OEM Sales Manager Lorena Fisher describes the company’s Remote Validation Kit. 

The Remote Validation Kit is a briefcase with a dedicated Microsoft Surface, a press module, and a gateway that a tooling engineer can ship to wherever a mold is in production and remotely check in, eliminating the need to travel.

Fisher explains the benefits of remote validation to the OEM, “Imagine you are an OEM that has tooling engineers who must drive or fly back and forth to suppliers’ sites to validate their tools. Now visualize a suitcase instead, with all the gear ready-to-go that can be shipped to a facility for remote mold qualification, providing added visibility to the status of the startup process and live data for authorized personnel.”

Consider a molder who has a mold that needs to get into production, but their customer can't travel to their site. The Remote Validation Kit will allow them to give visibility to that customer. They can even grant access to specific molds or specific fields within those molds. For example, real-time mold performance visibility, cycle count to the next PM, average temperature, etc. It also serves as a file cabinet for mold documentation, activity reports, and process sheets.

How about a molder who is having problems with a mold, but can't ship it to the mold builder because they are shut down? A Remote Validation Kit at the molders’ location will give the mold builder visibility into the tool so they can help in troubleshooting the problem.

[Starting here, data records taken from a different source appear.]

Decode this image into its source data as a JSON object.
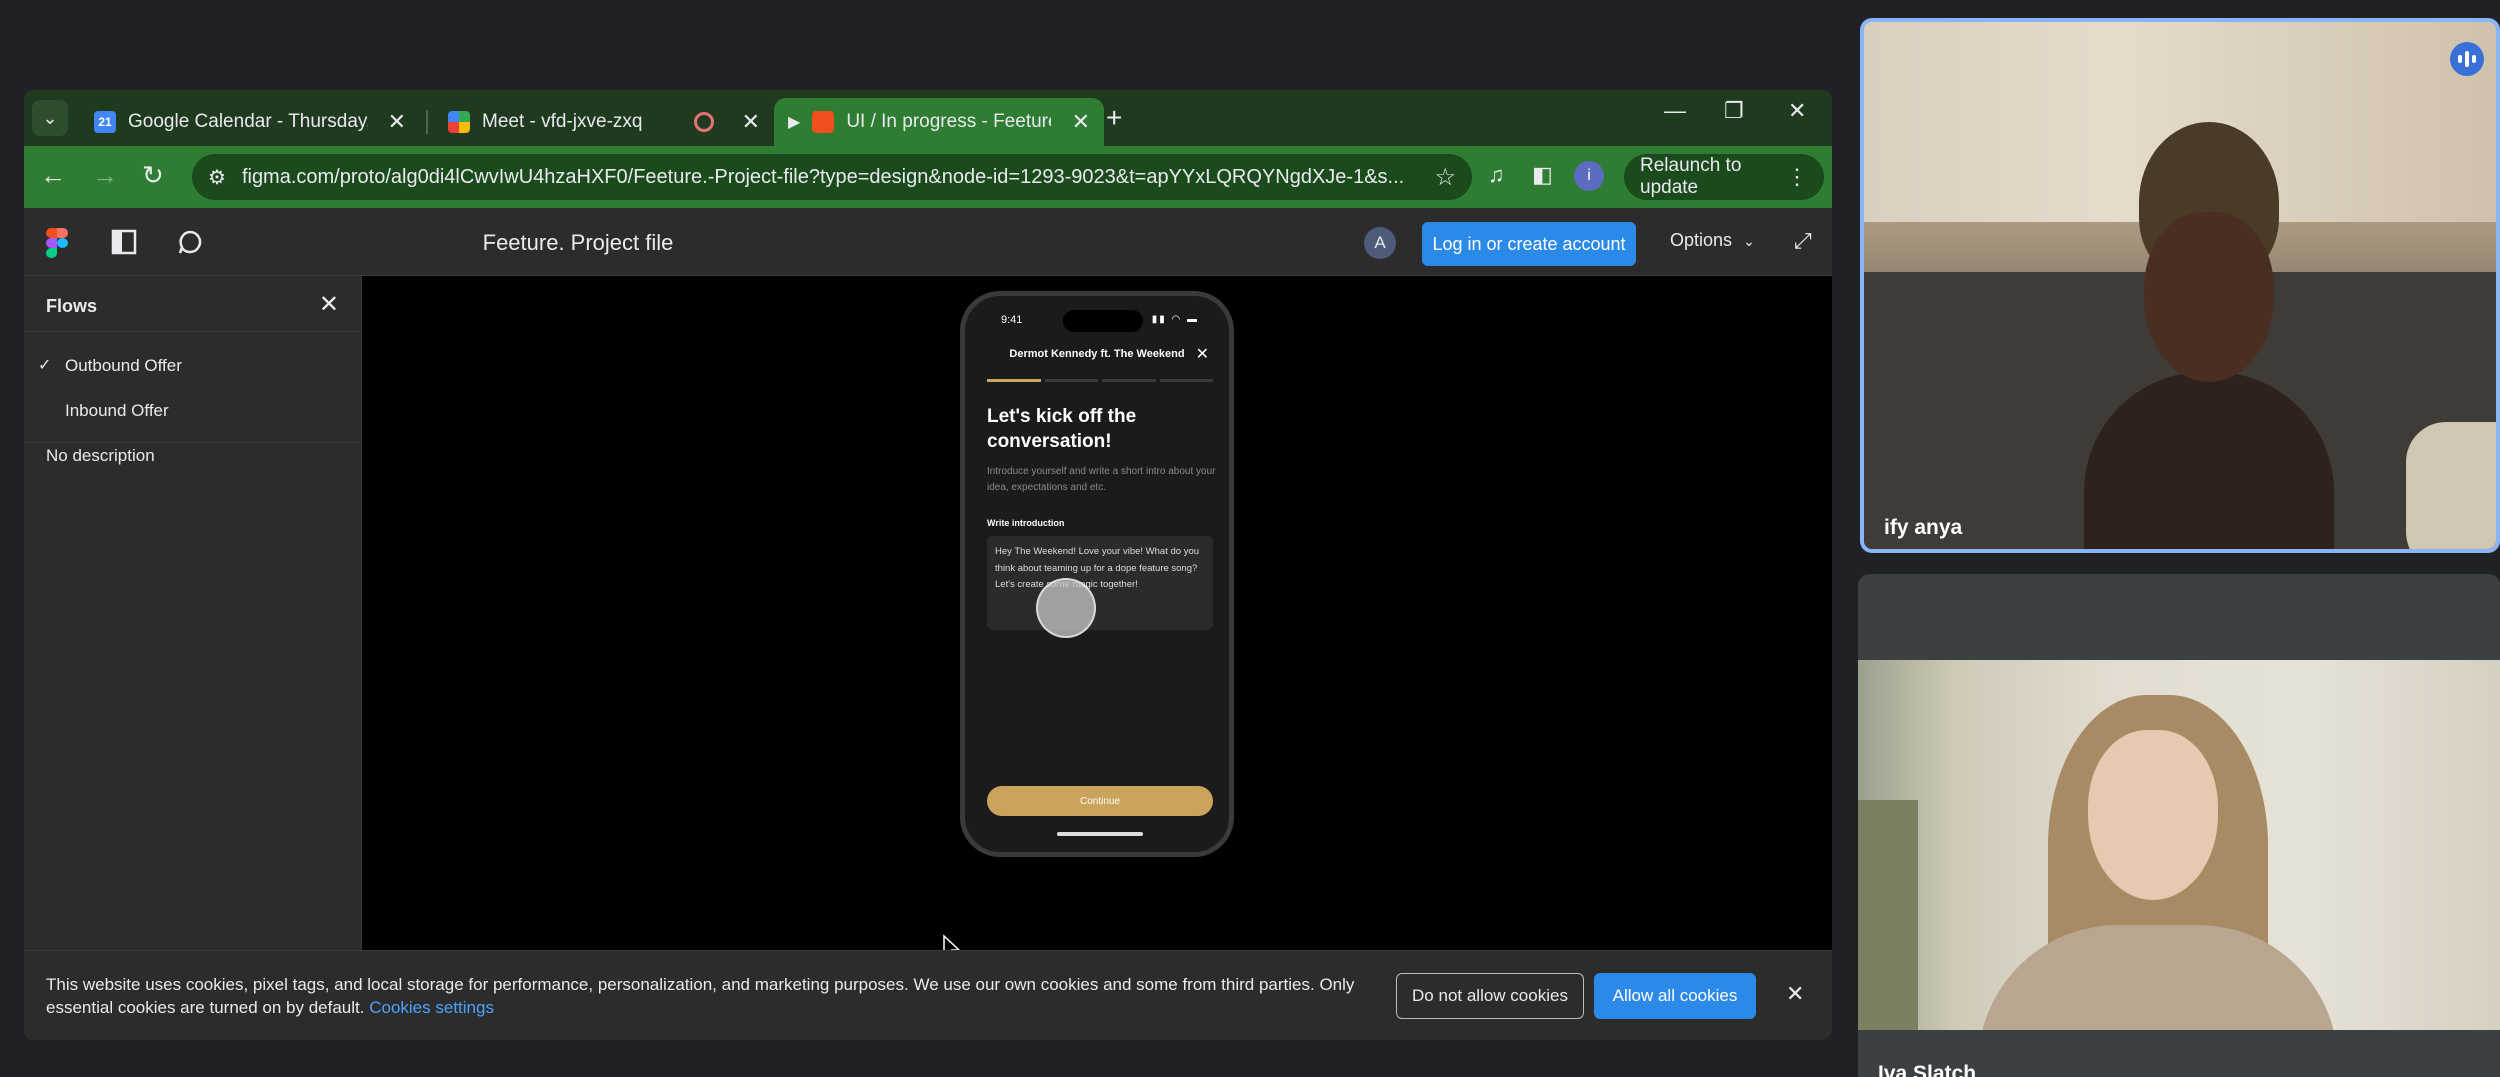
{
  "browser": {
    "tabs": [
      {
        "title": "Google Calendar - Thursday, M",
        "favicon": "calendar-favicon",
        "favicon_text": "21"
      },
      {
        "title": "Meet - vfd-jxve-zxq",
        "favicon": "meet-favicon"
      },
      {
        "title": "UI / In progress - Feeture. P",
        "favicon": "figma-favicon"
      }
    ],
    "url": "figma.com/proto/alg0di4lCwvIwU4hzaHXF0/Feeture.-Project-file?type=design&node-id=1293-9023&t=apYYxLQRQYNgdXJe-1&s...",
    "relaunch_label": "Relaunch to update",
    "profile_initial": "i"
  },
  "figma": {
    "file_title": "Feeture. Project file",
    "avatar_initial": "A",
    "login_label": "Log in or create account",
    "options_label": "Options"
  },
  "sidebar": {
    "title": "Flows",
    "flows": [
      {
        "label": "Outbound Offer",
        "selected": true
      },
      {
        "label": "Inbound Offer",
        "selected": false
      }
    ],
    "description": "No description"
  },
  "phone": {
    "time": "9:41",
    "header": "Dermot Kennedy ft. The Weekend",
    "progress_steps_done": 1,
    "progress_steps_total": 4,
    "heading": "Let's kick off the conversation!",
    "subtext": "Introduce yourself and write a short intro about your idea, expectations and etc.",
    "field_label": "Write introduction",
    "field_value": "Hey The Weekend! Love your vibe! What do you think about teaming up for a dope feature song? Let's create some magic together!",
    "button_label": "Continue"
  },
  "cookie_banner": {
    "text": "This website uses cookies, pixel tags, and local storage for performance, personalization, and marketing purposes. We use our own cookies and some from third parties. Only essential cookies are turned on by default.",
    "settings_link": "Cookies settings",
    "deny_label": "Do not allow cookies",
    "allow_label": "Allow all cookies"
  },
  "meet": {
    "participants": [
      {
        "name": "ify anya",
        "speaking": true
      },
      {
        "name": "Iva Slatch",
        "speaking": false
      }
    ]
  },
  "colors": {
    "chrome_green": "#2e7d32",
    "figma_blue": "#2b8ae8",
    "gold": "#c9a45a",
    "speaker_border": "#8ab4f8"
  }
}
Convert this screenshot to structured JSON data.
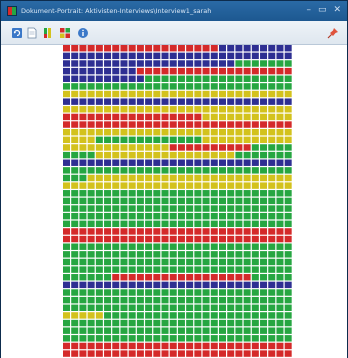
{
  "window": {
    "title": "Dokument-Portrait: Aktivisten-Interviews\\Interview1_sarah"
  },
  "toolbar": {
    "buttons": [
      {
        "icon": "refresh-icon"
      },
      {
        "icon": "document-icon"
      },
      {
        "icon": "bars-icon"
      },
      {
        "icon": "grid-icon"
      },
      {
        "icon": "info-icon"
      }
    ],
    "pin_icon": "pin-icon"
  },
  "portrait": {
    "columns": 28,
    "colors": {
      "R": "#d42a2a",
      "B": "#2e2f92",
      "G": "#26a641",
      "Y": "#d3c21d"
    },
    "rows": [
      "RRRRRRRRRRRRRRRRRRRBBBBBBBBB",
      "BBBBBBBBBBBBBBBBBBBBBBBBBBBB",
      "BBBBBBBBBBBBBBBBBBBBBGGGGGGG",
      "BBBBBBBBBRRRRRRRRRRRRRRRRRRR",
      "BBBBBBBBBBGGGGGGGGGGGGGGGGGG",
      "GGGGGGGGGGGGGGGGGGGGGGGGGGGG",
      "YYYYYYYYYYYYYYYYYYYYYYYYYYYY",
      "BBBBBBBBBBBBBBBBBBBBBBBBBBBB",
      "YYYYYYYYYYYYYYYYYYYYYYYYYYYY",
      "RRRRRRRRRRRRRRRRRYYYYYYYYYYY",
      "RRRRRRRRRRRRRRRRRRRRRRRRRRRR",
      "YYYYYYYYYYYYYYYYYYYYYYYYYYYY",
      "YYYYGGGGGGGGGGGGGYYYYYYYYYYY",
      "YYYYYYYYYYYYYRRRRRRRRRRGGGGG",
      "GGGGYYYYYYYYYYYYYYYYYGGGGGGG",
      "BBBBBBBBBBBBBBBBBBBBBBBBBBBB",
      "GGGGGGGGGGGGGGGGGGGGGGGGGGGG",
      "GGGYYYYYYYYYYYYYYYYYYYYYYYYY",
      "YYYYYYYYYYYYYYYYYYYYYYYYYYYY",
      "GGGGGGGGGGGGGGGGGGGGGGGGGGGG",
      "GGGGGGGGGGGGGGGGGGGGGGGGGGGG",
      "GGGGGGGGGGGGGGGGGGGGGGGGGGGG",
      "GGGGGGGGGGGGGGGGGGGGGGGGGGGG",
      "GGGGGGGGGGGGGGGGGGGGGGGGGGGG",
      "RRRRRRRRRRRRRRRRRRRRRRRRRRRR",
      "RRRRRRRRRRRRRRRRRRRRRRRRRRRR",
      "GGGGGGGGGGGGGGGGGGGGGGGGGGGG",
      "GGGGGGGGGGGGGGGGGGGGGGGGGGGG",
      "GGGGGGGGGGGGGGGGGGGGGGGGGGGG",
      "GGGGGGGGGGGGGGGGGGGGGGGGGGGG",
      "GGGGGGRRRRRRRRRRRRRRRRRGGGGG",
      "BBBBBBBBBBBBBBBBBBBBBBBBBBBB",
      "GGGGGGGGGGGGGGGGGGGGGGGGGGGG",
      "GGGGGGGGGGGGGGGGGGGGGGGGGGGG",
      "GGGGGGGGGGGGGGGGGGGGGGGGGGGG",
      "YYYYYGGGGGGGGGGGGGGGGGGGGGGG",
      "GGGGGGGGGGGGGGGGGGGGGGGGGGGG",
      "GGGGGGGGGGGGGGGGGGGGGGGGGGGG",
      "GGGGGGGGGGGGGGGGGGGGGGGGGGGG",
      "RRRRRRRRRRRRRRRRRRRRRRRRRRRR",
      "RRRRRRRRRRRRRRRRRRRRRRRRRRRR"
    ]
  }
}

“It is now more important than ever to ensure that a company’s next tooling release is remote monitoring-ready, because it may be the only way to know what how molds are running versus not, and if agreed maintenance intervals are occurring.”

“While remote validation is a new tool in the toolbox, it was built from our proven, global mold monitoring platform introduced ten years ago,” Fisher says. “It’s a plug-and-play solution for those suddenly rethinking their supply chain and how they will be connected to their vendors in not only a COVID-19 world, but beyond.”

“Will we get to the other side of this pandemic and be better for it? Well, I hope so,” Starkey says. “I do know this, that companies are definitely rethinking their supply chain’s preparedness, the critical performance of their tooling, and how they’ll be monitoring what's going on for the life of their programs. Nobody wanted this jolt, but it will rattle some old paradigms and for some, this all will drive large-scale improvements.”